Un ami avec lequel je déjeunais, lecteur fidèle de « Roue Libre », me donnait ses impressions sur mes chroniques quotidiennes. Et comme j’aime bien savoir comment est perçu ce « travail » quotidien vieux de 10 ans sans aucune interruption majeure, je l’ai écouté avec soin. Le manque de « retours » dans une société où on se demande l’utilité de toute information présentée différemment des modèles généralisés me pèse parfois. C’est donc avec plaisir que j’ai bu ses mots : « Chaque texte que je lis traduit me semble-t-il une forte désillusion sur la vie sociale. Tu n’es pas pessimiste mais à la limite tu es trop réaliste… et on sent que tu n’as plus confiance. ». Il a raison et c’est un vrai ami car il m’a donné un avis sincère et précieux. J’ai effectivement du mal à me convaincre de ne pas changer dans un style qui est le mien : le parler vrai et en l’occurrence chaque matin « l’écrire aussi vrai » que possible à partir des informations que je peux récupérer ici ou là. Ce qu’il sait aussi, comme tous es vrais amis que souvent je me contiens pour ne pas aller davantage dans la mise en perspective des faits dont j’ai connaissance.
Dans ma faible expérience de 22 ans à côtoyer le monde du journalisme j’ai participé à de multiples « scoops » puisque je fus ainsi le premier en France à dévoiler l’affaire A Urba en 1982, à mettre en exergue le système fallacieux des cautionnements d’emprunts par la Mairie de Bordeaux en faveur des Girondins de Bordeaux, à annoncer la destruction des tours de Palmer, à prévoir les défaites de Talence et de Le Bouscat aux municipales, à raconter les dessous de l’élection surprise de Chaban à la tête de l’Aquitaine… et bien d’autres faits du monde sportif ou politique. On m’a aussi prêté bien d’autres écrits que je n’avais pas commis ou dévoilés. J’ai reçu de multiples menaces de gens mal intentionnés qui ne me voulaient pas du bien et j’avoue avoir pratiqué très souvent l’autocensure pour ne pas aller trop loin. J’ai aussi comploté, j’ai été dupé, j’ai servi des causes peu glorieuses… Et à mon ami j’aurais pu avouer (et il le sait) que je n’écris que très peu de ce que je sais sous peine de me voir mettre à presque 70 ans, au ban de la société. Je sais qu’il est infiniment plus facile de dire que d’écrire ! Et j’admire ceux qui vont au bout de cette volonté de tout transcrire au profit de la vérité ! C’est sincère! Alors je suis certes « désabusé » mais je crois être encore loin, trop loin de ce que réserve l’avenir.
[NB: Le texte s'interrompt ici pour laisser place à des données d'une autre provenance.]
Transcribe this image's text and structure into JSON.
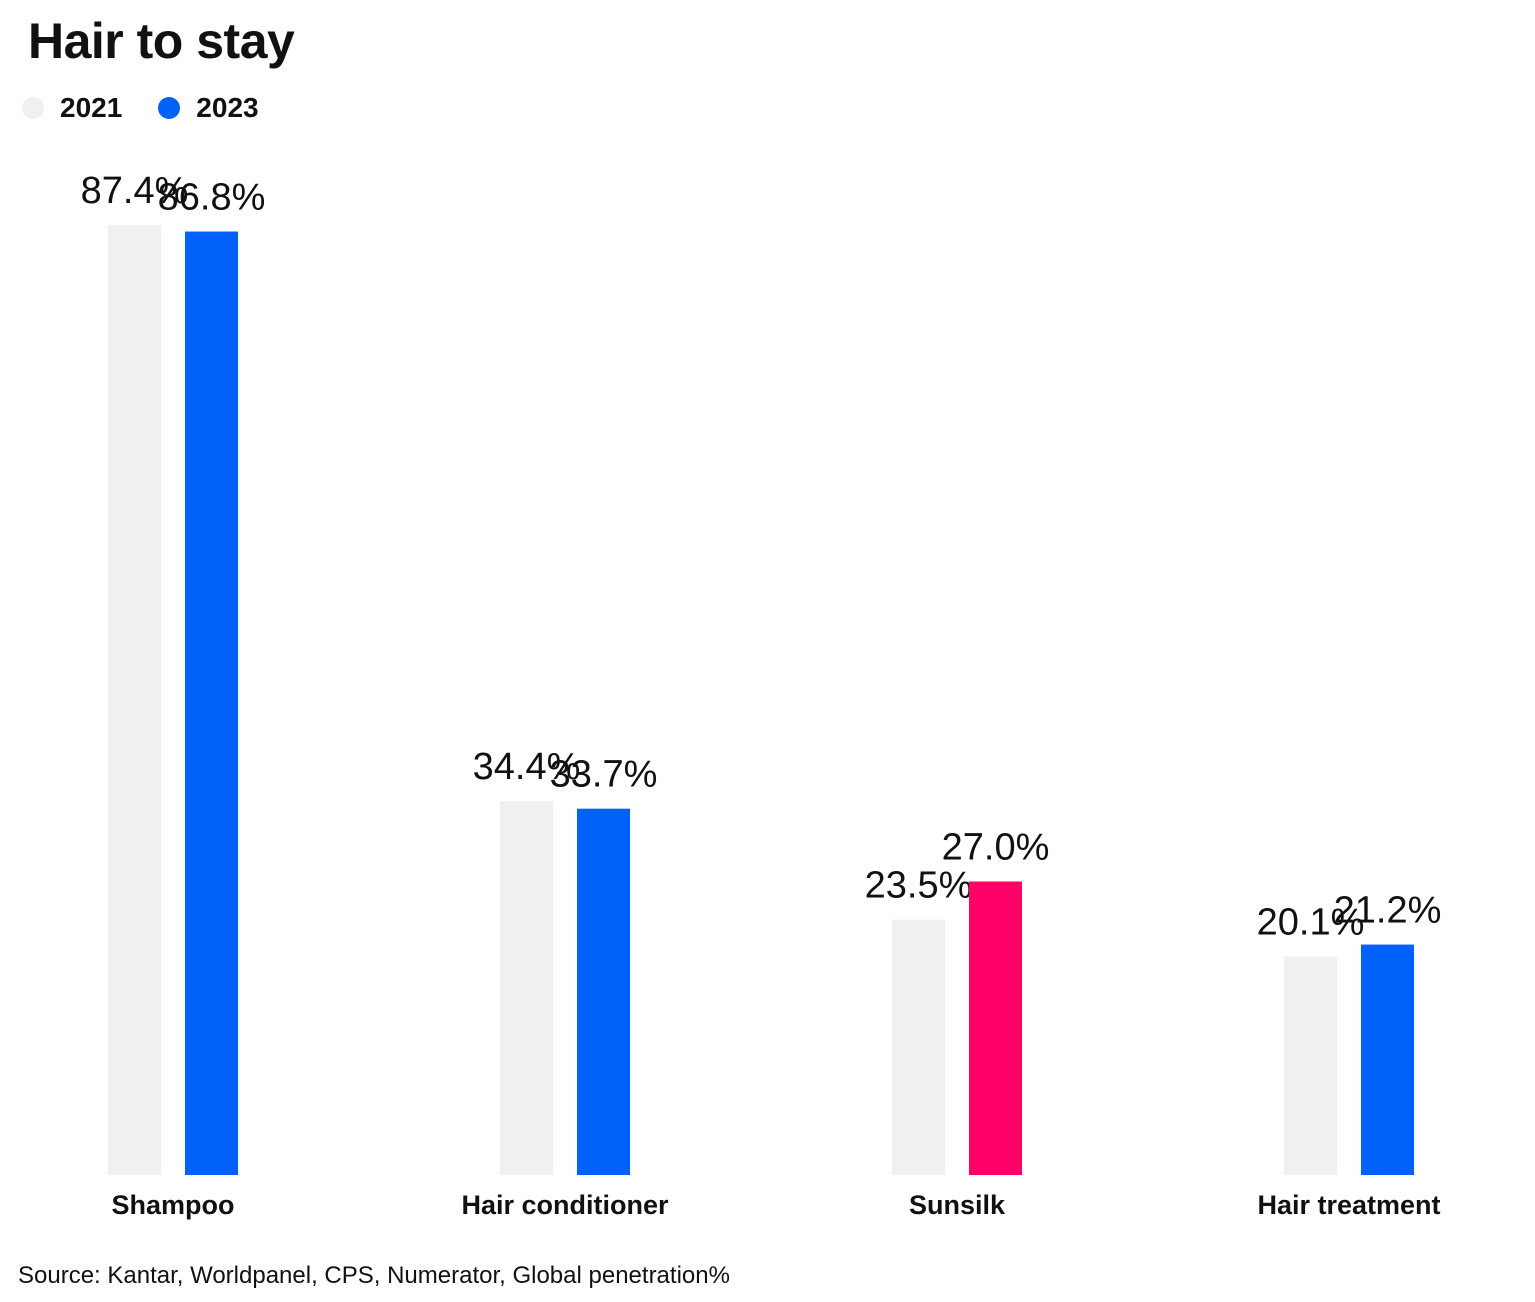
{
  "chart_data": {
    "type": "bar",
    "title": "Hair to stay",
    "categories": [
      "Shampoo",
      "Hair conditioner",
      "Sunsilk",
      "Hair treatment"
    ],
    "series": [
      {
        "name": "2021",
        "values": [
          87.4,
          34.4,
          23.5,
          20.1
        ],
        "labels": [
          "87.4%",
          "34.4%",
          "23.5%",
          "20.1%"
        ],
        "color": "#f0f0ef"
      },
      {
        "name": "2023",
        "values": [
          86.8,
          33.7,
          27.0,
          21.2
        ],
        "labels": [
          "86.8%",
          "33.7%",
          "27.0%",
          "21.2%"
        ],
        "color": "#0062fb",
        "highlight": {
          "index": 2,
          "color": "#ff0066"
        }
      }
    ],
    "ylim": [
      0,
      87.4
    ],
    "legend_position": "top-left",
    "grid": false,
    "source": "Source: Kantar, Worldpanel, CPS, Numerator, Global penetration%"
  }
}
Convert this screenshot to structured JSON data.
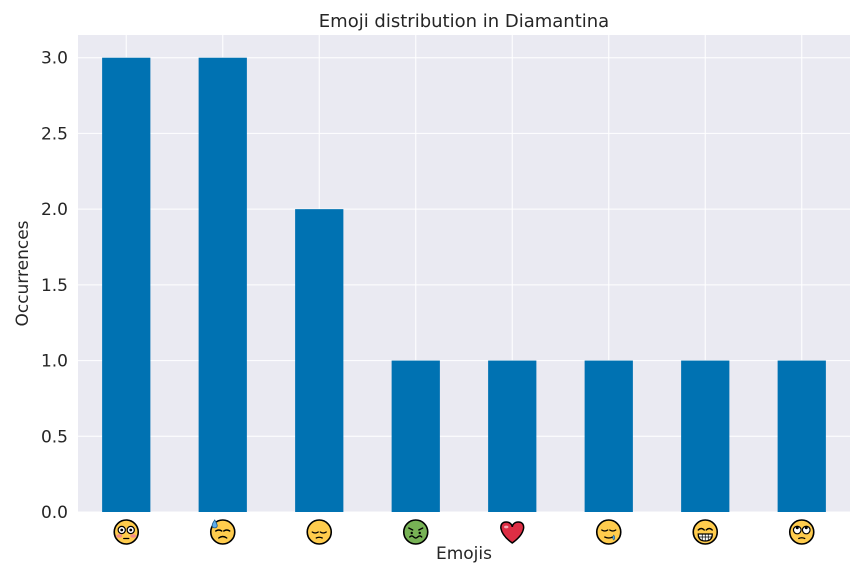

Je lis, j’entends, je vois dans les médias des récits, des descriptions d’événements, de pratiques qui n’ont absolument aucun lien avec la réalité. Comme souvent je suis au cœur de ces moments et que le réseau que j’entretiens depuis près de 50 ans c’est impossible de casser le manichéisme de certaines informations dont je connais très souvent les origines. Alors c’est exact mon vrai ami à raison : « je n’ai plus confiance en grand monde et plus encore j’ai perdu confiance en ce monde et en cette société ». Peut-être que mon doute permanent naît du caractère pervers du système médiatique qui peut impunément interpréter de manière théâtrale les faits grâce à des gens se disant généralement bien informés alors qu’ils sont souvent bien manipulés. C’est ainsi ! Alors ces chroniques n’ont pas la valeur des « petites phrases » dont raffole l’opinion et un système simplificateur à l’extrême.
La dérive sociale est telle que j’ai aussi souvent l’impression de perdre pied face à ces médias répétant à l’infini des analyses de base. Et même si c’est immodeste depuis 10 ans, j’ai le sentiment d’avoir expliqué souvent bien avant les autres, ce qui va arriver ou décodé ce qui est arrivé. C’est vrai que ce n’est jamais très réjouissant d’avoir à faire perdre leurs illusions à celles et ceux qui se contentent de « croire » plutôt que de « comprendre ». En ce qui me concerne je n’ai jamais cru en rien sauf en ce que je suis capable de vérifier et de maîtriser. Or j’ai l’impression probablement à tort que je suis submergé chaque jour davantage par un tsunami d’approximations, de postures partisanes, d’analyses superficielles. Alors oui je suis « désabusé » et « décalé » !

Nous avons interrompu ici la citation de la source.